There are, however, a number of strict deadlines that have to be met when an estate is being administered including those regarding Inheritance Tax.
The Executor’s Year
The 365 days that the law sets out as reasonable for carrying out probate is known as The Executor’s Year. This is what the law deems as an acceptable timeframe for the Executor or the Administrator to finalise the administration of an estate and distribute to the beneficiaries in line with the instructions in the will. After the Executor’s Year has ended, any outstanding legacies will then start incurring interest.
In some instances, it’s not possible to carry out all of the tasks involved in Estate Administration within this particular timeframe. There might be an ongoing claim under investigation by the DWP, or the sale of a property might be taking time. As long as these delays can be justified, and the executor can demonstrate that they’re acting in the best interest of the estate, it’s unlikely to be an issue.

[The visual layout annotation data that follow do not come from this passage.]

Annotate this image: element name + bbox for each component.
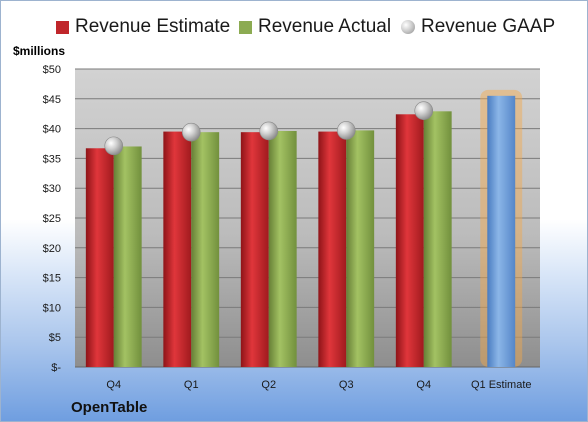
bar-revenue-actual	[191, 132, 220, 367]
x-axis-ticks: Q4 Q1 Q2 Q3 Q4 Q1 Estimate	[106, 379, 531, 391]
y-tick-label: $-	[51, 362, 61, 374]
bar-revenue-actual	[113, 146, 142, 367]
legend-swatch-green	[239, 20, 252, 34]
bar-revenue-actual	[423, 111, 452, 367]
y-tick-label: $25	[43, 213, 61, 225]
y-tick-label: $50	[43, 64, 61, 76]
legend-marker-gray	[401, 20, 415, 34]
legend-swatch-red	[56, 20, 69, 34]
bar-revenue-estimate	[318, 131, 347, 367]
bar-revenue-estimate	[85, 148, 114, 367]
legend: Revenue Estimate Revenue Actual Revenue …	[1, 16, 587, 42]
grid-lines	[75, 68, 540, 368]
bar-revenue-actual	[268, 130, 297, 367]
x-tick-label: Q4	[416, 379, 431, 391]
marker-revenue-gaap	[336, 121, 356, 140]
bar-revenue-estimate	[240, 132, 269, 367]
bar-revenue-actual	[346, 130, 375, 367]
legend-item-revenue-actual: Revenue Actual	[239, 16, 391, 38]
bar-revenue-estimate	[395, 114, 424, 368]
y-tick-label: $15	[43, 273, 61, 285]
x-tick-label: Q1	[184, 379, 199, 391]
bars	[85, 89, 523, 368]
marker-revenue-gaap	[414, 101, 434, 121]
y-tick-label: $5	[49, 332, 61, 344]
legend-item-revenue-gaap: Revenue GAAP	[401, 16, 555, 38]
legend-label: Revenue GAAP	[421, 16, 556, 37]
y-tick-label: $30	[43, 183, 61, 195]
x-tick-label: Q4	[106, 379, 121, 391]
marker-revenue-gaap	[259, 121, 279, 141]
y-tick-label: $20	[43, 243, 61, 255]
legend-item-revenue-estimate: Revenue Estimate	[56, 16, 230, 38]
marker-revenue-gaap	[181, 122, 201, 142]
x-tick-label: Q3	[339, 379, 354, 391]
y-tick-label: $35	[43, 153, 61, 165]
marker-revenue-gaap	[104, 136, 124, 156]
y-axis-ticks: $- $5 $10 $15 $20 $25 $30 $35 $40 $45 $50	[43, 64, 62, 374]
bar-q1-estimate	[487, 95, 516, 367]
x-tick-label: Q2	[261, 379, 276, 391]
x-tick-label: Q1 Estimate	[471, 379, 532, 391]
legend-label: Revenue Actual	[258, 16, 392, 37]
y-axis-unit-label: $millions	[13, 44, 66, 58]
y-tick-label: $45	[43, 94, 61, 106]
legend-label: Revenue Estimate	[75, 16, 231, 37]
y-tick-label: $10	[43, 302, 61, 314]
y-tick-label: $40	[43, 124, 61, 136]
bar-revenue-estimate	[163, 131, 192, 367]
company-name: OpenTable	[71, 399, 148, 416]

If, however, a beneficiary feels that the delays are unjustified and that the Estate Administration isn’t progressing in a timely manner, they have a legal entitlement to make claim against the Executor or Administrator. In some instances, this can lead to the Court ordering that the Executor or Administrator is replaced.
When an application is made to the Probate Registry for a Grant of Representation it needs to be accompanied by an Inheritance Tax form. This will need to include a calculation of the estate value, as well as a calculation of what Inheritance Tax is due.
Any Inheritance Tax that is due then needs to be paid, or at least partially paid, within six months of the death. HM Revenue & Customs will charge interest on any Inheritance Tax that hasn’t been paid after this date.